Standing Reverse Barbell Curl
Hold a barbell with an overhand grip, so your forearms are internally rotated. Your hands should be slightly wider than shoulder width.
Stand with your body upright and place the barbell in front of your thighs with your arms straight.
Raise the barbell toward your front shoulder region by bending your elbows.
Lower the barbell down to the beginning position by extending your elbows.
Try to keep your elbows by the sides of your torso throughout the movement to minimize the involvement of your anterior deltoid. This is a shoulder muscle that works to raise your arm in the forward direction.
Standing One-Arm Reverse Curl
Do this exercise mainly as a substitute for the barbell reverse curl as part of your regular arm-training regimen. Because you are only working one side at a time, you can better feel the brachialis working.
Grasp a dumbbell with your right hand in an overhand grip.
Stand with your body upright and place the dumbbell in front of your right thigh.
Bring the dumbbell up toward your right front shoulder region by bending your right elbow.
Lower the dumbbell to the initial position by extending your right elbow.

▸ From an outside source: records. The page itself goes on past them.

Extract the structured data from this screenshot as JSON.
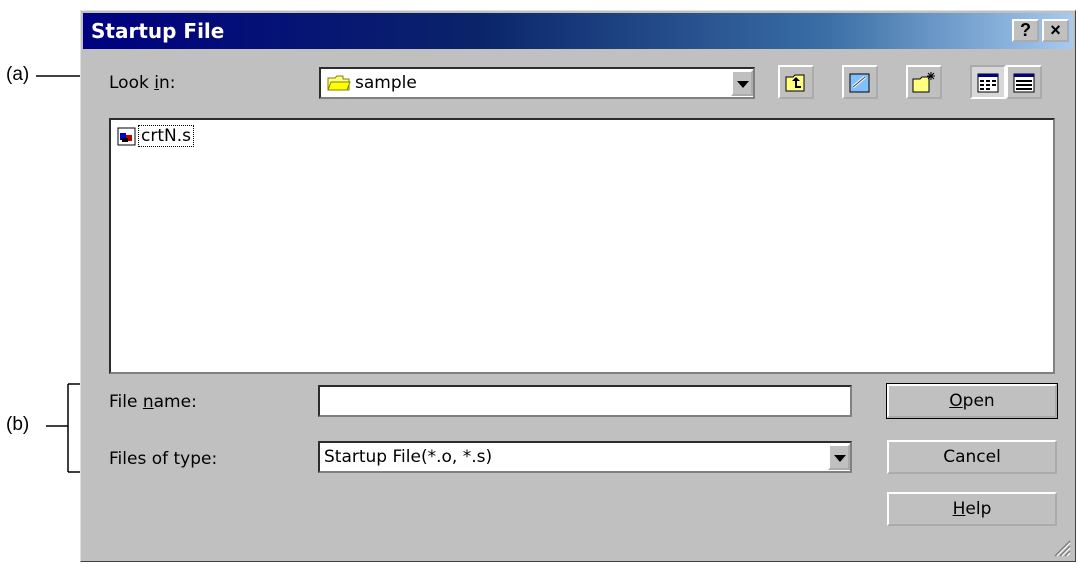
{
  "annotations": {
    "a": "(a)",
    "b": "(b)"
  },
  "window": {
    "title": "Startup File",
    "help_btn": "?",
    "close_btn": "×"
  },
  "look_in": {
    "label_pre": "Look ",
    "label_u": "i",
    "label_post": "n:",
    "value": "sample"
  },
  "files": [
    {
      "name": "crtN.s"
    }
  ],
  "file_name": {
    "label_pre": "File ",
    "label_u": "n",
    "label_post": "ame:",
    "value": ""
  },
  "file_type": {
    "label": "Files of type:",
    "value": "Startup File(*.o, *.s)"
  },
  "buttons": {
    "open_u": "O",
    "open_rest": "pen",
    "cancel": "Cancel",
    "help_u": "H",
    "help_rest": "elp"
  },
  "toolbar_icons": [
    "up-folder-icon",
    "desktop-icon",
    "new-folder-icon",
    "list-view-icon",
    "details-view-icon"
  ],
  "colors": {
    "titlebar_start": "#000080",
    "titlebar_end": "#a6caf0",
    "face": "#c0c0c0"
  }
}
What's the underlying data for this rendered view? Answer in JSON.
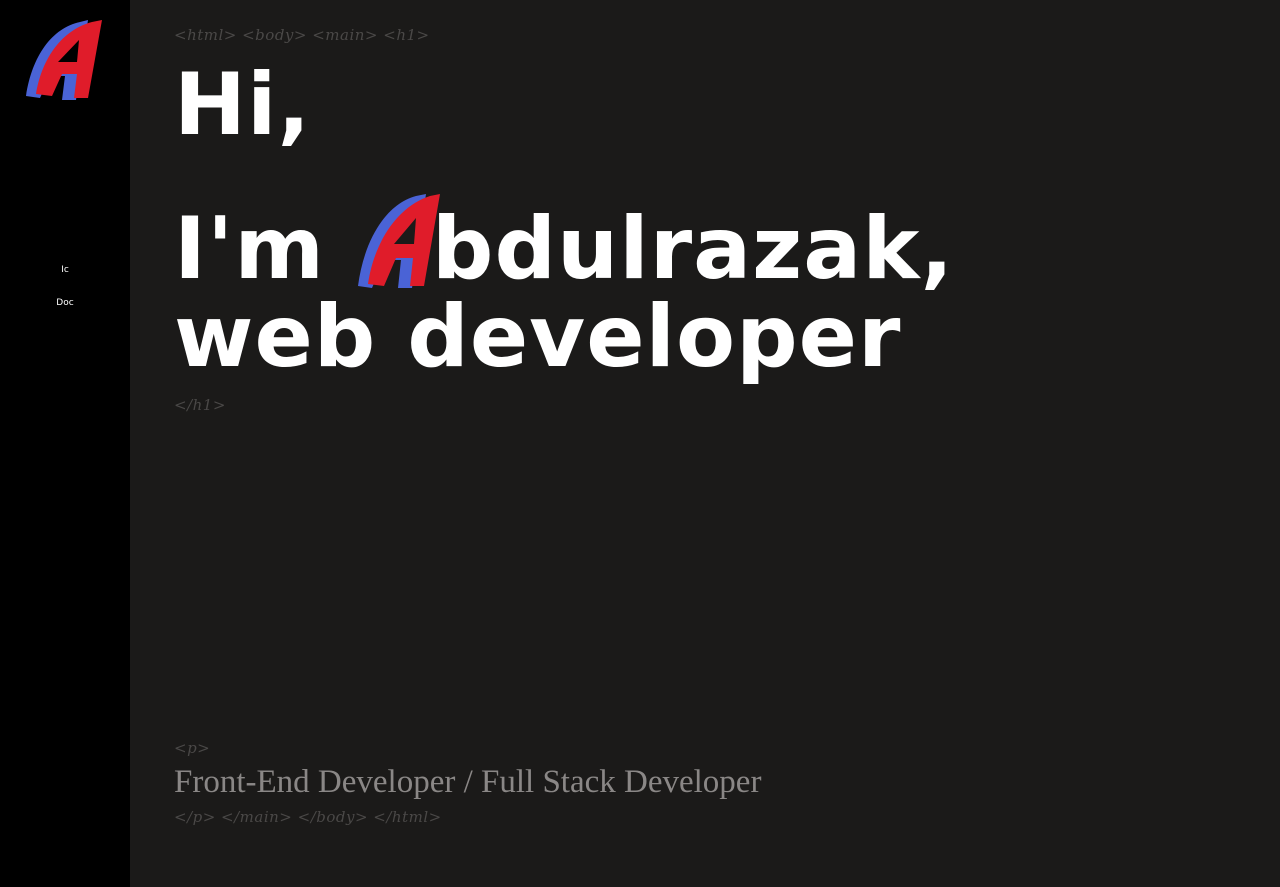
{
  "sidebar": {
    "logo_letter": "A",
    "nav_items": [
      {
        "label": "Ic"
      },
      {
        "label": "Doc"
      }
    ]
  },
  "main": {
    "open_tags": "<html> <body> <main> <h1>",
    "heading_line1": "Hi,",
    "heading_line2_prefix": "I'm ",
    "heading_name_rest": "bdulrazak,",
    "heading_line3": "web developer",
    "close_h1_tag": "</h1>",
    "open_p_tag": "<p>",
    "subtitle": "Front-End Developer / Full Stack Developer",
    "close_tags": "</p> </main> </body> </html>"
  },
  "colors": {
    "sidebar_bg": "#000000",
    "main_bg": "#1b1a19",
    "logo_blue": "#4a63d6",
    "logo_red": "#e01c2a",
    "heading": "#ffffff",
    "tag": "#4a4847",
    "subtitle": "#8a8786"
  }
}
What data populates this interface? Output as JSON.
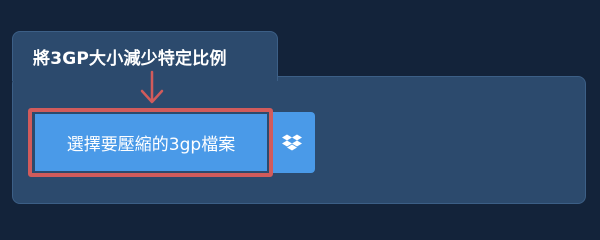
{
  "tab": {
    "title": "將3GP大小減少特定比例"
  },
  "upload": {
    "choose_label": "選擇要壓縮的3gp檔案",
    "dropbox_icon": "dropbox-icon"
  },
  "colors": {
    "page_background": "#13233a",
    "panel_background": "#2c4a6d",
    "button_blue": "#4a9ae8",
    "highlight_red": "#d15b5b"
  }
}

Repeat the exercise with your left arm after you complete the target number of repetitions with your right arm.
Items you will need
- To establish a "mind-muscle" connection with your brachialis, meaning you can really feel the muscle when it is at work, start doing higher repetitions -- in the 15- to 25-rep range -- during your initial workouts. Once you can feel the brachialis during reverse curls, lower the rep range to 12 to 15. This is an effective repetition scheme for muscle building.
- Avoid swinging your back during either variation of the reverse curl. Doing so lessens the work done by the brachialis and shifts some of the emphasis onto other muscles. Do the reverse curls in a controlled fashion and you will not only achieve the greatest brachialis muscular gains, but also minimize injury risks.